I’ve heard some left-of-center Christians say something like this, and I confess, I don’t understand it. I was never bruised by the “culture war,” and I am not ashamed of it, except perhaps to say that if total culture war is opposed to living in community, then and only then do I oppose it. Because the fact remains that I have been on the “wrong” or losing side the whole time. To oppose the fight itself would be to say that those who fought had illegitimate concerns. I can’t say that. Truthfully, something is only a “wedge issue” to those who disagree, and lack the courage of their own conviction. I believe this is true for other things as well, but abortion is front and center today.
If I have disagreements with the “Christian Right,” it’s over tactics, partisanship, and exaggerated apocalypticism.
Moreover, people could simply say, “I value other things more highly,” and move on. Yet it seems that bad faith and posturing is more valued than frank honesty.
The people know that popular culture leans Left socially, and perhaps economically, also. As much as I love Stephen Colbert—and the residual Catholicism of all three major US late-night hosts/comedians—all three have really bad ideas about ethics, and no amount of parish fish-fries and Catholic school makes them devout, strictly speaking.
You know that I’m more fond of President Biden than most of you, but he says foolish things about abortion and sexual ethics every single day. Pelosi shouldn’t—and hopefully won’t be the only Catholic to be denied Holy Communion, Biden included.
All that said, there is nothing explicitly religious or Christian about today’s decision. Plenty of atheists and agnostics also agree with what the Court has done. Natural law, and reason are more than sufficient to understand it. In that light, we can understand religious pro-abortion arguments and activism as sentimentality masking barbarism. “What is a person, and what do we owe them?” No amount of purported holy water and clerical nattering on or near the machinery of death alters the fundamental reality of what abortion is and does.
I personally have no desire or zeal for imposing my religion on anyone, for one thing. The true glory of Christianity is that of the whole self, given to God and others, freely and without compulsion.

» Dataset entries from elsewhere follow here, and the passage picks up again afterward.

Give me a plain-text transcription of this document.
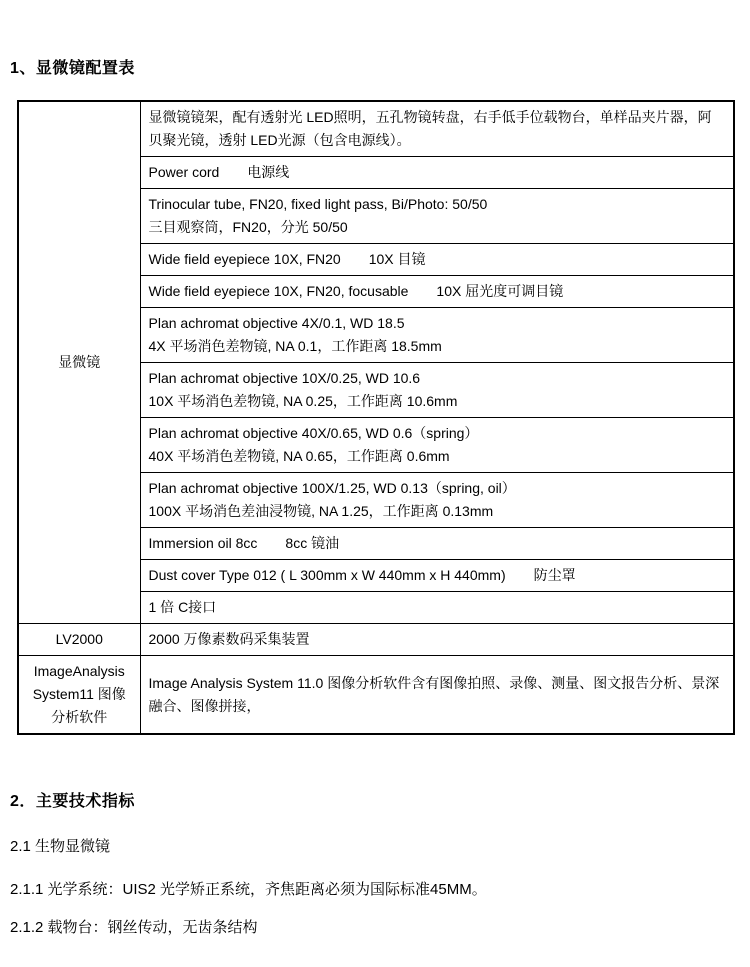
1、显微镜配置表
显微镜	显微镜镜架，配有透射光 LED照明，五孔物镜转盘，右手低手位载物台，单样品夹片器，阿贝聚光镜，透射 LED光源（包含电源线）。

	Power cord　　电源线

	Trinocular tube, FN20, fixed light pass, Bi/Photo: 50/50
三目观察筒，FN20，分光 50/50

	Wide field eyepiece 10X, FN20　　10X 目镜

	Wide field eyepiece 10X, FN20, focusable　　10X 屈光度可调目镜

	Plan achromat objective 4X/0.1, WD 18.5
4X 平场消色差物镜, NA 0.1，工作距离 18.5mm

	Plan achromat objective 10X/0.25, WD 10.6
10X 平场消色差物镜, NA 0.25，工作距离 10.6mm

	Plan achromat objective 40X/0.65, WD 0.6（spring）
40X 平场消色差物镜, NA 0.65，工作距离 0.6mm

	Plan achromat objective 100X/1.25, WD 0.13（spring, oil）
100X 平场消色差油浸物镜, NA 1.25，工作距离 0.13mm

	Immersion oil 8cc　　8cc 镜油

	Dust cover Type 012 ( L 300mm x W 440mm x H 440mm)　　防尘罩

	1 倍 C接口

LV2000	2000 万像素数码采集装置

ImageAnalysis System11 图像分析软件	Image Analysis System 11.0 图像分析软件含有图像拍照、录像、测量、图文报告分析、景深融合、图像拼接，
2．主要技术指标
2.1 生物显微镜
2.1.1 光学系统：UIS2 光学矫正系统，齐焦距离必须为国际标准45MM。
2.1.2 载物台：钢丝传动，无齿条结构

I suppose I must be ready to gently convince and persuade, but I admit that when I hear an invocation to “listen” to those who are upset today, I am unmoved. We have listened to half-baked arguments, tortured analogies, and paranoia about abortion for decades. I don’t go a week without being accused of wanting to “control women” or their bodies, and that’s just nonsense. I don’t want women to be the victims of male predation, and lack of concern, for starters. The true victims of “sexual revolution” have always been women—not even counting the children—and only my awareness that many pro-choice men are simply ignorant fools keeps me from regarding them as intentionally evil.
Think of it: corporations will now pay one to cross state lines to abort a baby, because it’s cheaper than paid leave, and paid support for large, intact families. All these alleged haters of capitalism have been carrying water for The Man for decades, but Heaven forbid anyone carry a baby to term. It would be funny, if it weren’t so obviously sick.
I’m still very much open to a renewed discussion of public support for children and families—in light of my rigid pro-life stance—but if “Roe is on the ballot,” people are going to make it really tough for me to vote Democratic. I often accused them of being a one-issue party; please don’t prove me right. Republicans today disgust me almost as much as abortion does.
I probably could write about this for hours, but I’m going to stop, for now.